Hannibal: Digestivo Review
Hannibal closes out its Italian story arc by letting its eponymous serial killer play the savior.
Hannibal and Will may have “broken up” in the Season 2 finale, but it isn’t until seven episodes into Season 3 that Will is finally able to free himself from Hannibal’s orbit — or at least put in a solid effort at it. It comes in Will’s vocalization of the difference between himself and Hannibal Lecter: Will tolerates Hannibal’s compulsions, while Hannibal delights in them. And Will is done putting himself in a position where he is made to tolerate them. Of course, though Will may be willing to let Hannibal go, Hannibal is not ready to let Will go. The first story arc of this season ends with “The Chesapeake Ripper” turning himself in, somehow still a victory even though it will end with Dr. Lecter behind bars. Does it count as a cage if you put yourself there? For Hannibal, perhaps not. Either way, he is willing to pay the price if it means keeping Will in his life in some shape or form.
In the acts leading up to this decision, Hannibal does something clever in Season 3, Episode 7 (“Digestivo”) in giving it main characters a common enemy: Mason Verger. It is no longer a game of cat-and-mouse between Will, Hannibal, and their various companions; it is a game of cat-and-mouse-and-pig, with Mason Verger playing the relative Big Bad. Hannibal doesn’t usually let the audience root so solidly for its eponymous character. Even when we are cheering for him to evade the authorities, we are conflicted due to his murderous, cannibalistic ways. This episode is the closest we may ever get to absolute support, as we don’t see Hannibal kill anyone on-screen (though he does kill Cordell and Mason’s henchmen off-screen) and we root for the familiar, polite serial killer over the disfigured, ill-mannered one.

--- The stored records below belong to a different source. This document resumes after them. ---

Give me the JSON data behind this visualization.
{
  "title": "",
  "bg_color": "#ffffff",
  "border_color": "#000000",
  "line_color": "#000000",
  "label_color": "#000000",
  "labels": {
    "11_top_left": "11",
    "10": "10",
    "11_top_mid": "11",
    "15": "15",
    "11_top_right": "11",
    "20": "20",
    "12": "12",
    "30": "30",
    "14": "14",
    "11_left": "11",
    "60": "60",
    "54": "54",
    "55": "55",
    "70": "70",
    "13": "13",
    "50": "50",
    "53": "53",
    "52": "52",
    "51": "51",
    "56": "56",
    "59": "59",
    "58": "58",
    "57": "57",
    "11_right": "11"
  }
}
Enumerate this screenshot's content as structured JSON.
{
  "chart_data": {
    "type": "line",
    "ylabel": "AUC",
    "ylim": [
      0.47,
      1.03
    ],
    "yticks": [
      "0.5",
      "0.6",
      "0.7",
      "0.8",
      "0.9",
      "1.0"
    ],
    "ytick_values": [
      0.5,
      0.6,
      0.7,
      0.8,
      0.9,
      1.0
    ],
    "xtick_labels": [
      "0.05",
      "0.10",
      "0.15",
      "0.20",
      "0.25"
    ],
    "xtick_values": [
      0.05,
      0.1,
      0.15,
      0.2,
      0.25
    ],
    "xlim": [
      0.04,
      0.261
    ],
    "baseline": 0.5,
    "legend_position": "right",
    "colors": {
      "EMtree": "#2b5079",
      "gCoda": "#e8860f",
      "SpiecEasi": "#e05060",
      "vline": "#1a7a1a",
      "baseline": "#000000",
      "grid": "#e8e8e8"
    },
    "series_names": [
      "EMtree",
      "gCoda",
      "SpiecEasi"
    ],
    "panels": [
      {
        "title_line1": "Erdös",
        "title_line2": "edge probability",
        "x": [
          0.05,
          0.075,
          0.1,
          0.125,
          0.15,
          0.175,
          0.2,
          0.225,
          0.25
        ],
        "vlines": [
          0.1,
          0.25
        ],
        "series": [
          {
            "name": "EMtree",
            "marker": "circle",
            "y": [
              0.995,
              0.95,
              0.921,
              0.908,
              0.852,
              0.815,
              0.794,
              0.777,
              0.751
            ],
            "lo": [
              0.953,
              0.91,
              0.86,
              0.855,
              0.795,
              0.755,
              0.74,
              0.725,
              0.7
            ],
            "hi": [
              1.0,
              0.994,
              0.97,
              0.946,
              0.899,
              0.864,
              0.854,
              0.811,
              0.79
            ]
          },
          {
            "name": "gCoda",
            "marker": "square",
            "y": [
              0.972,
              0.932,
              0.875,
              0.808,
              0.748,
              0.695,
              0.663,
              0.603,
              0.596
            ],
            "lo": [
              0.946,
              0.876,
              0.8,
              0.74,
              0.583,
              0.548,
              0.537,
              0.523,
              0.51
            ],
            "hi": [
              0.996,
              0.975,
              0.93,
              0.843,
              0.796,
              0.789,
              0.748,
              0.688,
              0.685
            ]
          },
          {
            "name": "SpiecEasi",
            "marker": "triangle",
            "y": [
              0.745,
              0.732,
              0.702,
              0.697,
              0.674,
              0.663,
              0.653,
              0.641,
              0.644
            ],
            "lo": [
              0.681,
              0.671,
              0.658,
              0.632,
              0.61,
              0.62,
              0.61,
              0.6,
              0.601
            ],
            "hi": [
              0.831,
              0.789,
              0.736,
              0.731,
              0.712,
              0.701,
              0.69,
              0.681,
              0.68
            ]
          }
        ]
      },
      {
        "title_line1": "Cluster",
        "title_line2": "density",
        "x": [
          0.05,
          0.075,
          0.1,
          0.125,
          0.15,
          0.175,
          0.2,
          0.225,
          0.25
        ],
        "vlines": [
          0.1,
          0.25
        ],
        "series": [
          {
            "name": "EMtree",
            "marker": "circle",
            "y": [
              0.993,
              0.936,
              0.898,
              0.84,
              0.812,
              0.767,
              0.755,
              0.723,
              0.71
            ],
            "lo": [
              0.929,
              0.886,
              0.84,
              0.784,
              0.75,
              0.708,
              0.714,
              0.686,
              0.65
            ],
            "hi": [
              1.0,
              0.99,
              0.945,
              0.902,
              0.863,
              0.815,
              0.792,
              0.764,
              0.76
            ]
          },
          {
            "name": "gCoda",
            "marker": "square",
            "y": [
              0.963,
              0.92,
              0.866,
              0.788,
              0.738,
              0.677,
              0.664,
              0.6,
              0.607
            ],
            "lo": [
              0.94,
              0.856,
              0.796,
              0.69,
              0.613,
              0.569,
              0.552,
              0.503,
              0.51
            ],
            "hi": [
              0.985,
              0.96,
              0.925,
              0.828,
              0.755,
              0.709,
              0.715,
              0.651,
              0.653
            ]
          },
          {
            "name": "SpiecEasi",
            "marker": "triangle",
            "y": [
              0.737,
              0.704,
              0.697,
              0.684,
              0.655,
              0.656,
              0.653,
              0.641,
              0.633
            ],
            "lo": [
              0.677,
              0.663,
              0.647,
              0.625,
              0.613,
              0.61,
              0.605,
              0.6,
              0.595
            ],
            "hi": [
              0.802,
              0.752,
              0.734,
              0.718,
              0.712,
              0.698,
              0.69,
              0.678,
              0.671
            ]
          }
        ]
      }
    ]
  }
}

It also helps that Hannibal is trying to save Will — aka the man who spends the episode trying not to have his face cut off or his brain eaten. Here, in yet another example of believable narrative whiplash this show regularly pulls off, Hannibal is Will’s savior. This episode somehow begins with Hannibal sawing into Will’s skull and ends with Hannibal more or less tucking Will into bed. (Side note: How far away are Muskrat Farm and Will’s house?) For a season that has taken its sweet time moving the plot along, it certainly didn’t waste any time in this arc-ending episode.
Of course Will and Hannibal were not the only characters in play here. Alana and Margot were also made to choose a side to stand on. Wisely, they chose Hannibal’s, with Alana freeing her former lover and making him promise to save Will. It seems silly that Mason would leave these two unattended, but his overestimation of himself and his underestimation of these two women is not without precedent. After accepting that Mason will never give her anything that she actually wants, Margot kills her brother with Alana’s help — but not before stealing his sperm for a Verger heir to inherit the estate. Hannibal helped, in another example of this cast of characters teaming up in an unexpectedly successful way.
The closing of the Italian story arc was fast-paced, emotionally-resonant, and filled with cringe-worthy moments, the perfect cap to the meditative strangeness of Season 3’s first half that leaves us with that familiar, lingering question: Will Will Graham ever be free of Hannibal Lecter?